Natural History: World's oldest forest identified from fossils

Researchers classify an area in an abandoned sandstone quarry in Cairo, New York as the remains of the world's oldest forests

Last Updated: Tuesday 24 December 2019

Researchers have classified an area of land in an abandoned sandstone quarry in Cairo, New York as the remains of the world's oldest forests.

Researchers from the University of Cardiff, New York State Museum and Binghamton University identified these forests to be 386 million years old beating a neighbouring old forest site in Giloba by at least two million years. 

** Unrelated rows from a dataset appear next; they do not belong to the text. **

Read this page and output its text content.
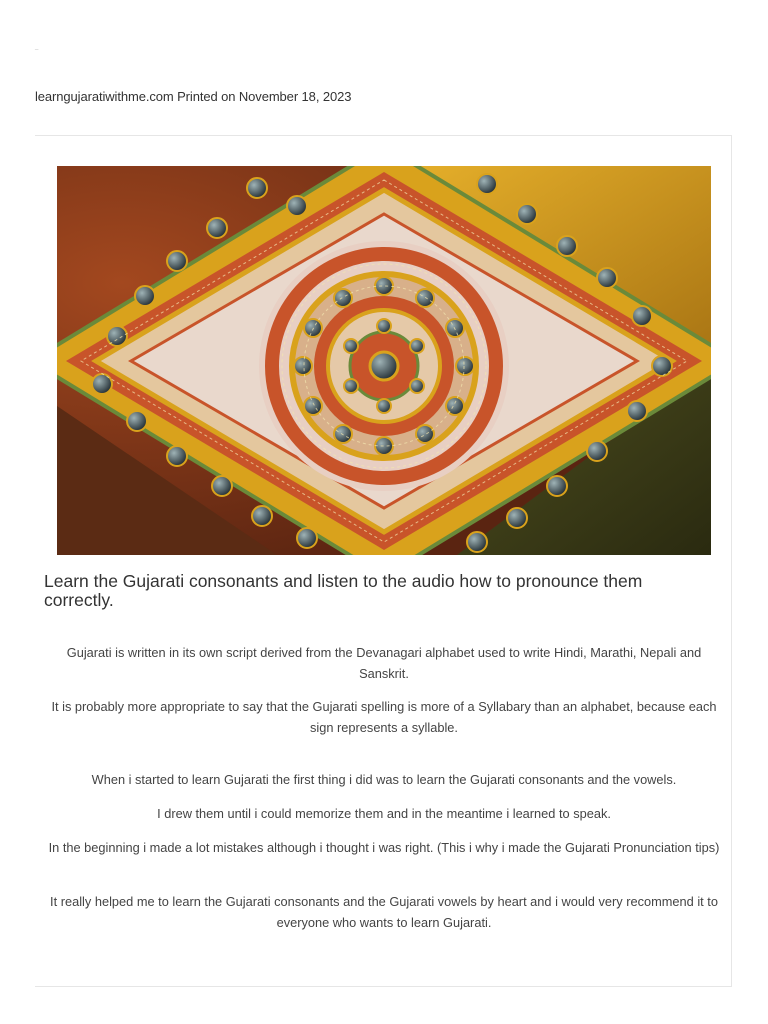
_
learngujaratiwithme.com Printed on November 18, 2023
Learn the Gujarati consonants and listen to the audio how to pronounce them correctly.

Gujarati is written in its own script derived from the Devanagari alphabet used to write Hindi, Marathi, Nepali and Sanskrit.

It is probably more appropriate to say that the Gujarati spelling is more of a Syllabary than an alphabet, because each sign represents a syllable.

When i started to learn Gujarati the first thing i did was to learn the Gujarati consonants and the vowels.

I drew them until i could memorize them and in the meantime i learned to speak.

In the beginning i made a lot mistakes although i thought i was right. (This i why i made the Gujarati Pronunciation tips)

It really helped me to learn the Gujarati consonants and the Gujarati vowels by heart and i would very recommend it to everyone who wants to learn Gujarati.
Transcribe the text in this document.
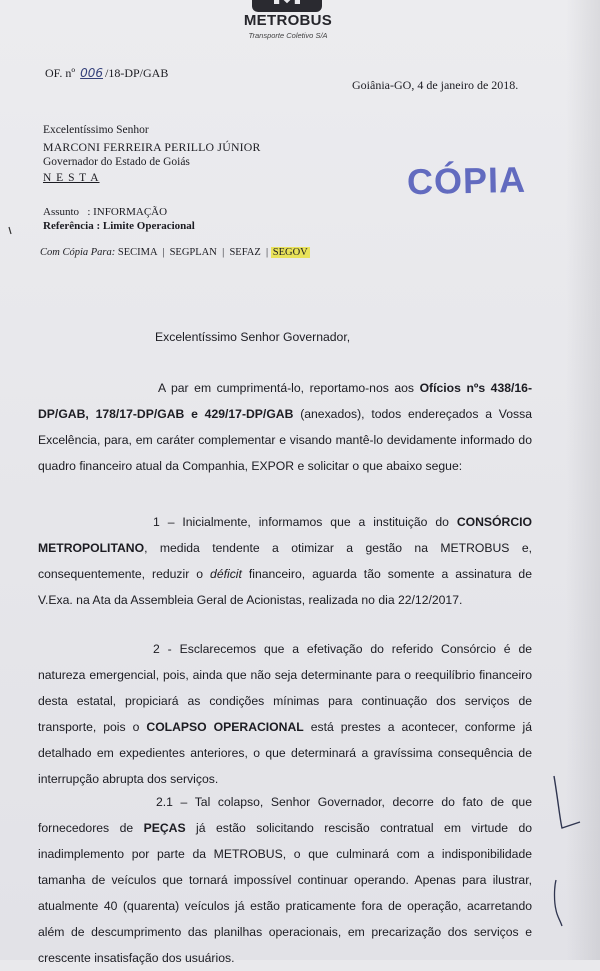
METROBUS
Transporte Coletivo S/A
OF. nº 006 /18-DP/GAB
Goiânia-GO, 4 de janeiro de 2018.
Excelentíssimo Senhor
MARCONI FERREIRA PERILLO JÚNIOR
Governador do Estado de Goiás
N E S T A	CÓPIA
Assunto : INFORMAÇÃO
Referência : Limite Operacional
Com Cópia Para: SECIMA  |  SEGPLAN  |  SEFAZ  | SEGOV
Excelentíssimo Senhor Governador,

A par em cumprimentá-lo, reportamo-nos aos Ofícios nºs 438/16-DP/GAB, 178/17-DP/GAB e 429/17-DP/GAB (anexados), todos endereçados a Vossa Excelência, para, em caráter complementar e visando mantê-lo devidamente informado do quadro financeiro atual da Companhia, EXPOR e solicitar o que abaixo segue:

1 – Inicialmente, informamos que a instituição do CONSÓRCIO METROPOLITANO, medida tendente a otimizar a gestão na METROBUS e, consequentemente, reduzir o déficit financeiro, aguarda tão somente a assinatura de V.Exa. na Ata da Assembleia Geral de Acionistas, realizada no dia 22/12/2017.

2 - Esclarecemos que a efetivação do referido Consórcio é de natureza emergencial, pois, ainda que não seja determinante para o reequilíbrio financeiro desta estatal, propiciará as condições mínimas para continuação dos serviços de transporte, pois o COLAPSO OPERACIONAL está prestes a acontecer, conforme já detalhado em expedientes anteriores, o que determinará a gravíssima consequência de interrupção abrupta dos serviços.

2.1 – Tal colapso, Senhor Governador, decorre do fato de que fornecedores de PEÇAS já estão solicitando rescisão contratual em virtude do inadimplemento por parte da METROBUS, o que culminará com a indisponibilidade tamanha de veículos que tornará impossível continuar operando. Apenas para ilustrar, atualmente 40 (quarenta) veículos já estão praticamente fora de operação, acarretando além de descumprimento das planilhas operacionais, em precarização dos serviços e crescente insatisfação dos usuários.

The site was first stumbled upon almost 10 years ago. Since then the research team has already identified 3,000 square meters of this devonian forest. Devonian period was the time when trees first appeared on the planet changing the earth's ecosystem including atmospheric CO2 change.

Fossils of two types of tree have been identified. Primitive tree-fern-like plants without flat green leaves called cladoxylopsids and Archaeopteris, which had a conifer-like woody trunk and frond-like branches with flat green leaves. This was also the first leafy tree of this planet.

The roots of the Archaeopteris are spectacular and extensive with some roots spanning almost 11 meters. The researchers believe that the forest to which these fossils belong once stretched from NEw York to Pennsylvania. The researchers believe that this forest may have been wiped off by floods as they have also found fossilised fish on the surface of the quarry.

This study published in the journal Current Biology throws new light on the evolution of trees and the transformative role they played in shaping the world we live in today.